Despite public ridicule, I managed to escape any charges of reckless endangerment.  We complied with medical instructions, arriving at the hospital the following day suitably sleep-deprived.  But there was something about the austerity of the hospital procedure room that set off all of my son’s danger instincts.  An EEG is non-invasive, but it requires a scary looking machine and the attachment (with paste) of dozens of electrodes all over the scalp.  The clueless tech attempted to take my son from me into the room; it was only after my insistence that she allowed me, against policy, to hold him.  Getting down to business, she then tried to attach the many leads, but he was too terrified to let her touch him.  Noting her growing impatience, I suggested that she put an electrode on Nana, my son’s stuffed gorilla (see January 31st blog).  She gave me one of those “you’ve got to be kidding me” looks.  “If you want to get this done,” I said, “you’ll have to think more like a mom.”

Reluctantly, she sacrificed an electrode to the stuffed animal, taping it to his head.  My son looked at it curiously.  I asked him if Nana was scared.  He shook his head silently  We explained that we needed to do the same thing to him.  It wouldn’t hurt, but the paste might tickle a little.  To prove the point, I touched it to his hand.  He then sat still like a trooper while she parted his short hair and mapped the electrodes across his scalp.  Again, she tried to make me leave the room, saying that he had to go to sleep now.  I looked around the room and at the hard examining table with paper pulled across it.  I assured her this would never work; instead, I offered to lie with him in my arms on the table.  “I guess,” she relented.   She was beginning to give in to our quirky demands, but she warned me that if he did not go right to sleep she would kick me out.  He was asleep before the lights went out.

Instantly, the electrodes began to dance in unison—all except the one taped to Nana’s head, which flat-lined across the page.  “He’s having a seizure,” she said.    A few seconds later, the electrodes again traced their telltale three-peaked spikes.  After only a few minutes, well short of the typical forty-five minute examination, she flipped on the lights.  “We’re done,” she said, explaining that he had had enough seizures within ten minutes to confirm a diagnosis.

That evening the pediatric neurologist called.  “Your son has epilepsy,” he said, confirming what I had suspected for a couple of years.  “But,” he continued, “I want to know how YOU knew.”  He explained that he spent close to an hour interacting with my son and had been unable to detect anything upon physical exam.  “I would have bet money against his having seizures,” he said.

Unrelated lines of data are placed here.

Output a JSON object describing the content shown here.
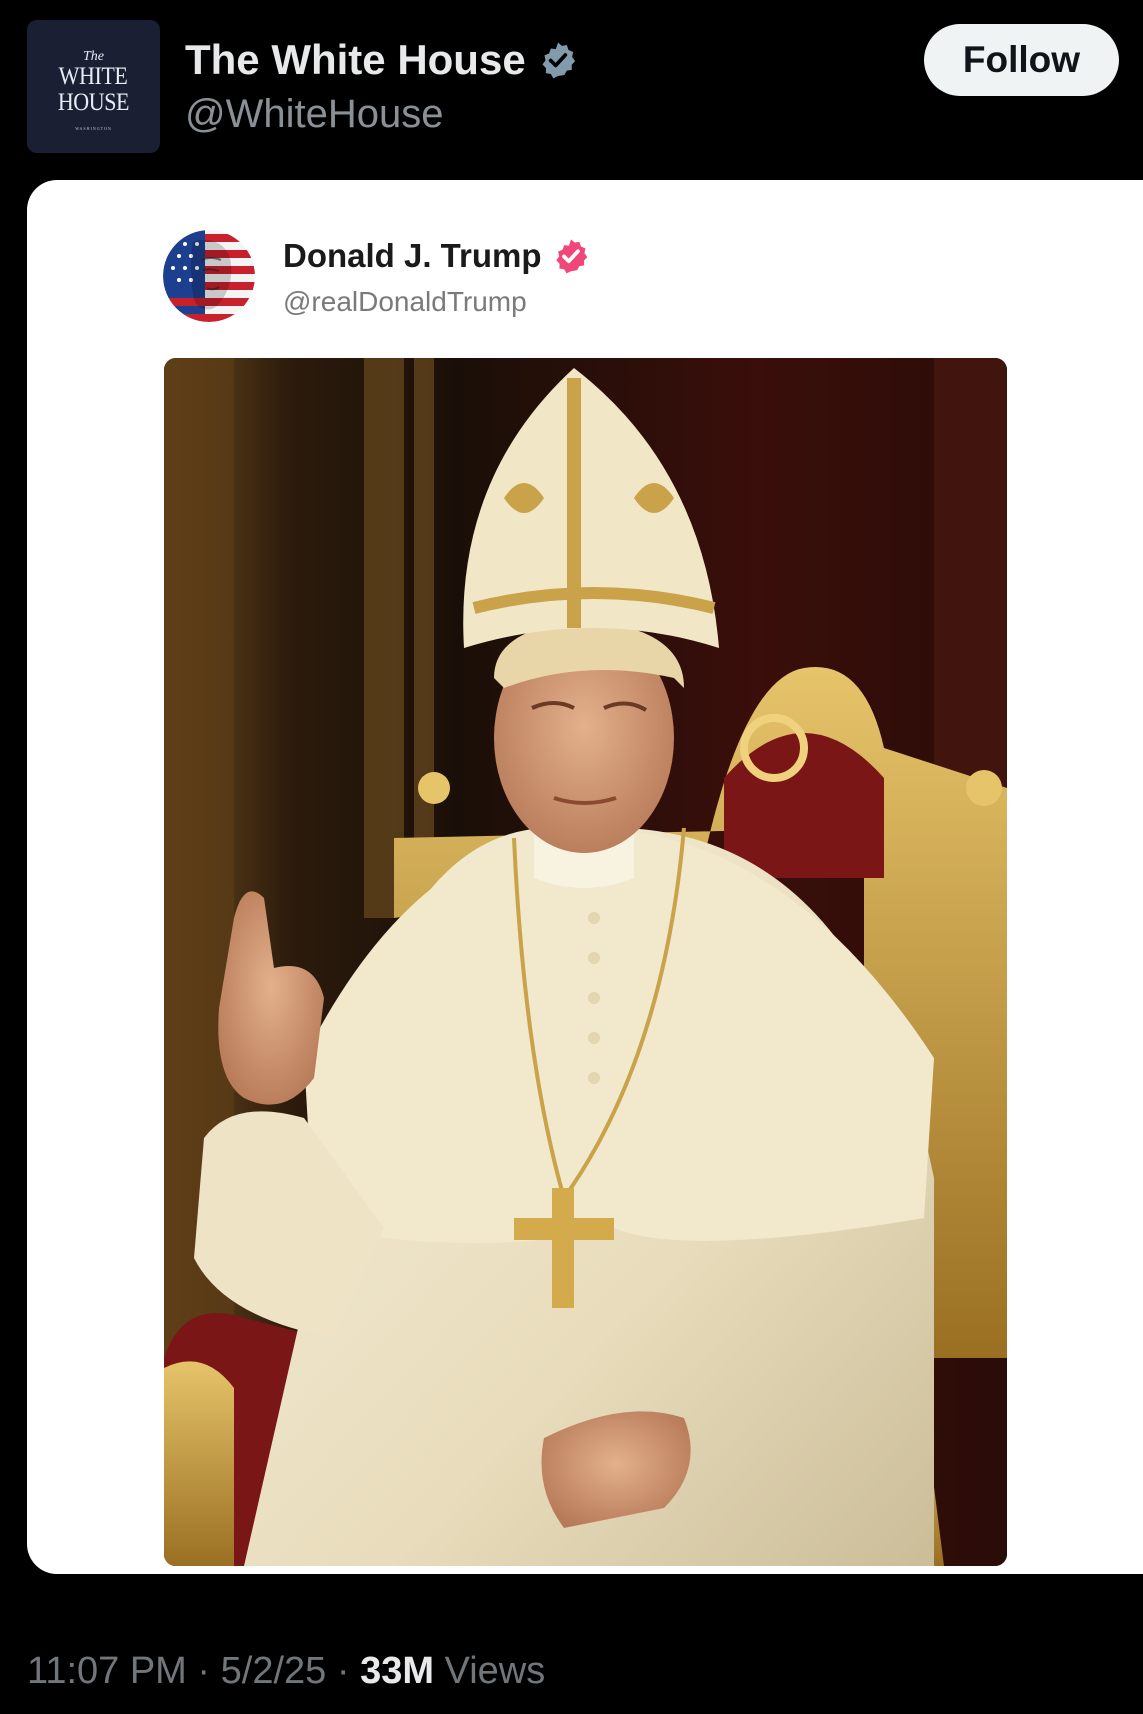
{
  "account": {
    "avatar_logo_lines": [
      "The",
      "WHITE",
      "HOUSE",
      "WASHINGTON"
    ],
    "display_name": "The White House",
    "handle": "@WhiteHouse",
    "verified_badge": "verified-gray-badge-icon",
    "verified_color": "#829aab"
  },
  "follow_button": {
    "label": "Follow"
  },
  "quoted_post": {
    "display_name": "Donald J. Trump",
    "handle": "@realDonaldTrump",
    "verified_badge": "verified-pink-badge-icon",
    "verified_color": "#f0467a",
    "image_subject": "painting-of-pope-on-golden-throne"
  },
  "meta": {
    "time": "11:07 PM",
    "separator": "·",
    "date": "5/2/25",
    "views_count": "33M",
    "views_label": "Views"
  }
}
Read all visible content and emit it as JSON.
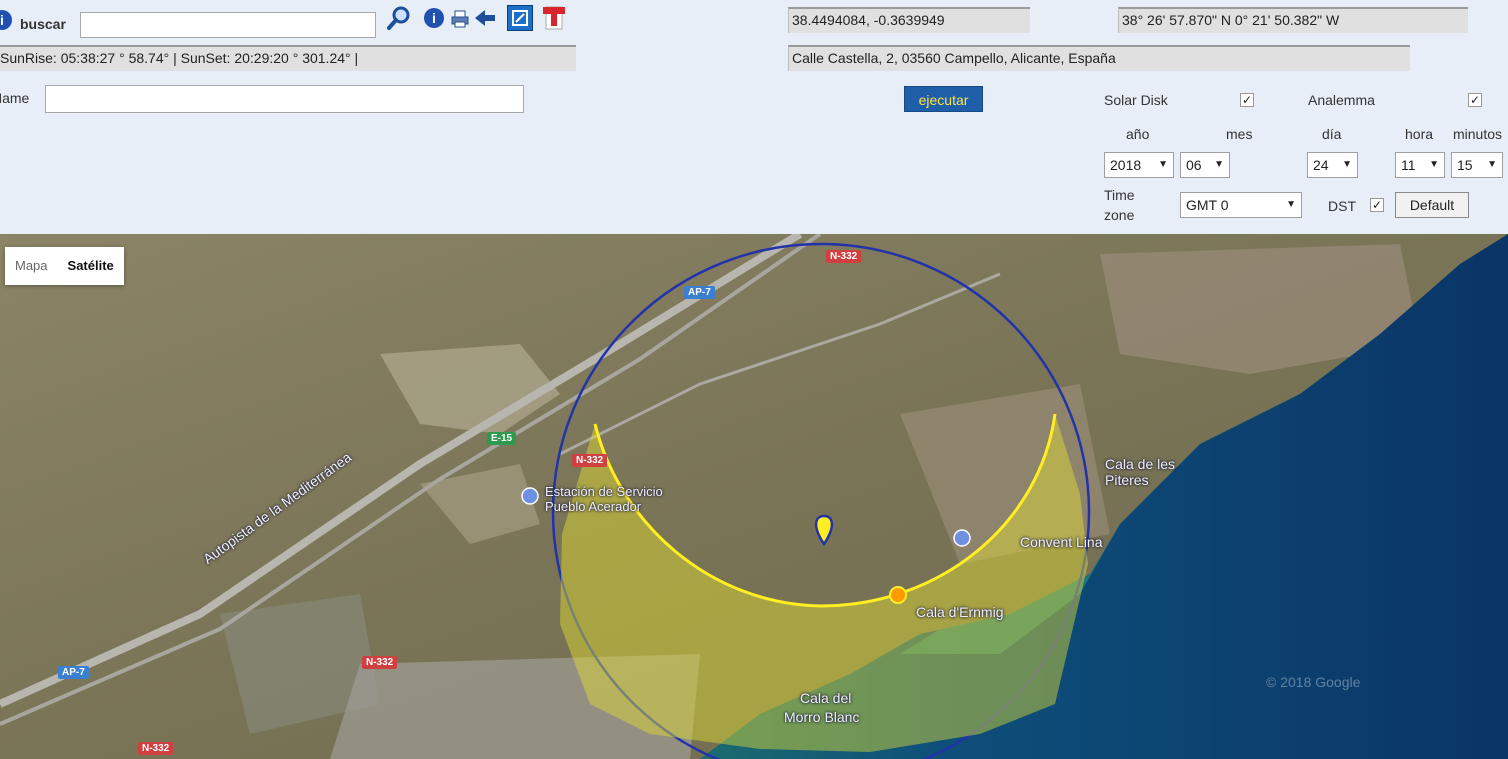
{
  "search": {
    "label": "buscar",
    "value": ""
  },
  "sun_info": "SunRise: 05:38:27 ° 58.74° | SunSet: 20:29:20 ° 301.24° |",
  "name_field": {
    "label": "Name",
    "value": ""
  },
  "coords_decimal": "38.4494084, -0.3639949",
  "coords_dms": "38° 26' 57.870\" N     0° 21' 50.382\" W",
  "address": "Calle Castella, 2, 03560 Campello, Alicante, España",
  "run_button": "ejecutar",
  "solar_disk": {
    "label": "Solar Disk",
    "checked": true
  },
  "analemma": {
    "label": "Analemma",
    "checked": true
  },
  "date_headers": {
    "year": "año",
    "month": "mes",
    "day": "día",
    "hour": "hora",
    "minutes": "minutos"
  },
  "date_values": {
    "year": "2018",
    "month": "06",
    "day": "24",
    "hour": "11",
    "minutes": "15"
  },
  "timezone": {
    "label_line1": "Time",
    "label_line2": "zone",
    "value": "GMT 0"
  },
  "dst": {
    "label": "DST",
    "checked": true
  },
  "default_button": "Default",
  "map": {
    "type_buttons": [
      "Mapa",
      "Satélite"
    ],
    "active_type": "Satélite",
    "road_labels": [
      "N-332",
      "AP-7",
      "E-15",
      "N-332",
      "N-332",
      "AP-7",
      "N-332"
    ],
    "place_labels": [
      "Estación de Servicio Pueblo Acerador",
      "Autopista de la Mediterránea",
      "Cala de les Piteres",
      "Cala d'Ernmig",
      "Cala del",
      "Morro Blanc",
      "Convent Lina"
    ],
    "copyright": "© 2018 Google",
    "colors": {
      "sea": "#0e3f6e",
      "land": "#7d7a5e",
      "circle": "#2233aa",
      "sun_path": "#ffee22",
      "sun_marker": "#ff9900"
    }
  }
}
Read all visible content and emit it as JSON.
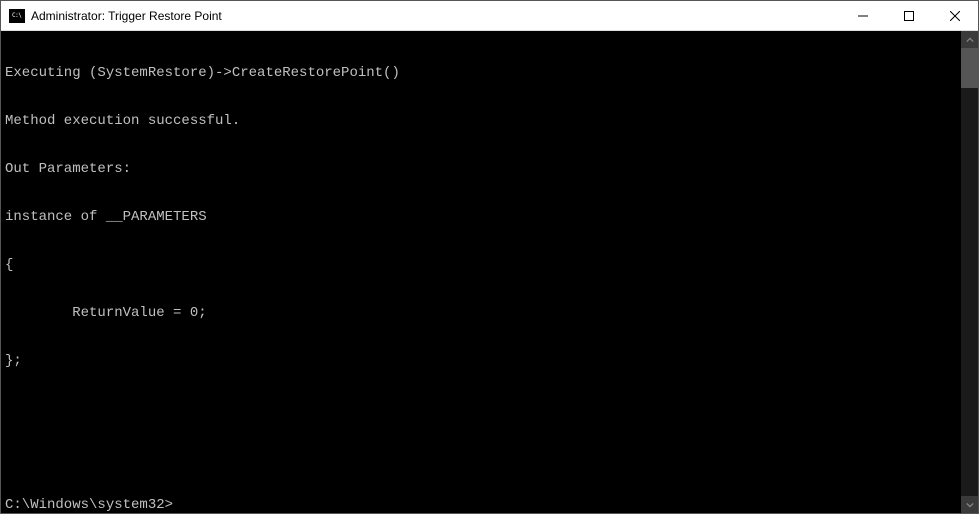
{
  "window": {
    "title": "Administrator: Trigger Restore Point",
    "icon_label": "cmd-icon"
  },
  "controls": {
    "minimize_label": "Minimize",
    "maximize_label": "Maximize",
    "close_label": "Close"
  },
  "console": {
    "lines": [
      "Executing (SystemRestore)->CreateRestorePoint()",
      "Method execution successful.",
      "Out Parameters:",
      "instance of __PARAMETERS",
      "{",
      "        ReturnValue = 0;",
      "};",
      "",
      "",
      "C:\\Windows\\system32>"
    ],
    "prompt": "C:\\Windows\\system32>",
    "prompt_index": 9
  }
}
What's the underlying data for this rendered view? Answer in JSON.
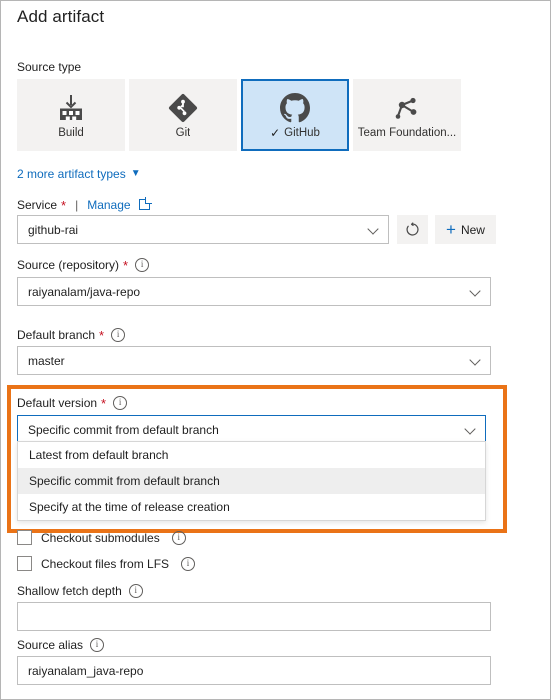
{
  "panel": {
    "title": "Add artifact"
  },
  "source_type": {
    "label": "Source type",
    "tiles": [
      {
        "label": "Build",
        "icon": "build-icon",
        "selected": false
      },
      {
        "label": "Git",
        "icon": "git-icon",
        "selected": false
      },
      {
        "label": "GitHub",
        "icon": "github-icon",
        "selected": true
      },
      {
        "label": "Team Foundation...",
        "icon": "team-foundation-icon",
        "selected": false
      }
    ],
    "more_link": "2 more artifact types",
    "more_chevron": "chevron-down-icon"
  },
  "service": {
    "label": "Service",
    "required_marker": "*",
    "separator": "|",
    "manage_link": "Manage",
    "external_icon": "external-link-icon",
    "value": "github-rai",
    "refresh_icon": "refresh-icon",
    "new_label": "New",
    "plus_icon": "plus-icon"
  },
  "source_repository": {
    "label": "Source (repository)",
    "required_marker": "*",
    "info_icon": "info-icon",
    "value": "raiyanalam/java-repo"
  },
  "default_branch": {
    "label": "Default branch",
    "required_marker": "*",
    "info_icon": "info-icon",
    "value": "master"
  },
  "default_version": {
    "label": "Default version",
    "required_marker": "*",
    "info_icon": "info-icon",
    "value": "Specific commit from default branch",
    "options": [
      "Latest from default branch",
      "Specific commit from default branch",
      "Specify at the time of release creation"
    ],
    "selected_option_index": 1,
    "highlight_color": "#ea7317"
  },
  "checkboxes": [
    {
      "label": "Checkout submodules",
      "checked": false,
      "info_icon": "info-icon"
    },
    {
      "label": "Checkout files from LFS",
      "checked": false,
      "info_icon": "info-icon"
    }
  ],
  "shallow_fetch_depth": {
    "label": "Shallow fetch depth",
    "info_icon": "info-icon",
    "value": "",
    "placeholder": ""
  },
  "source_alias": {
    "label": "Source alias",
    "info_icon": "info-icon",
    "value": "raiyanalam_java-repo"
  },
  "colors": {
    "accent": "#0f6cbd",
    "required": "#c50f1f",
    "highlight": "#ea7317",
    "tile_bg": "#f3f2f1",
    "tile_selected_bg": "#cfe4f7"
  }
}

“When it comes to children, I said, "never bet against a mother.  Moms know far more about their kids intuitively than you will ever know by the book.”

Today my son is in his twenties.  As a parent, I wish so much that I could fix this for him.  Instead, he has taught me a lesson in resilience and courage.  He is incredibly compliant with his health rituals.  He counsels and mentors young kids with epilepsy, showing them by example that it is possible to transition to college life, to play sports, to travel, and to be independent.   Although he hates having epilepsy, he has come to accept that everyone has a burden they carry through life.  His is a demon he knows.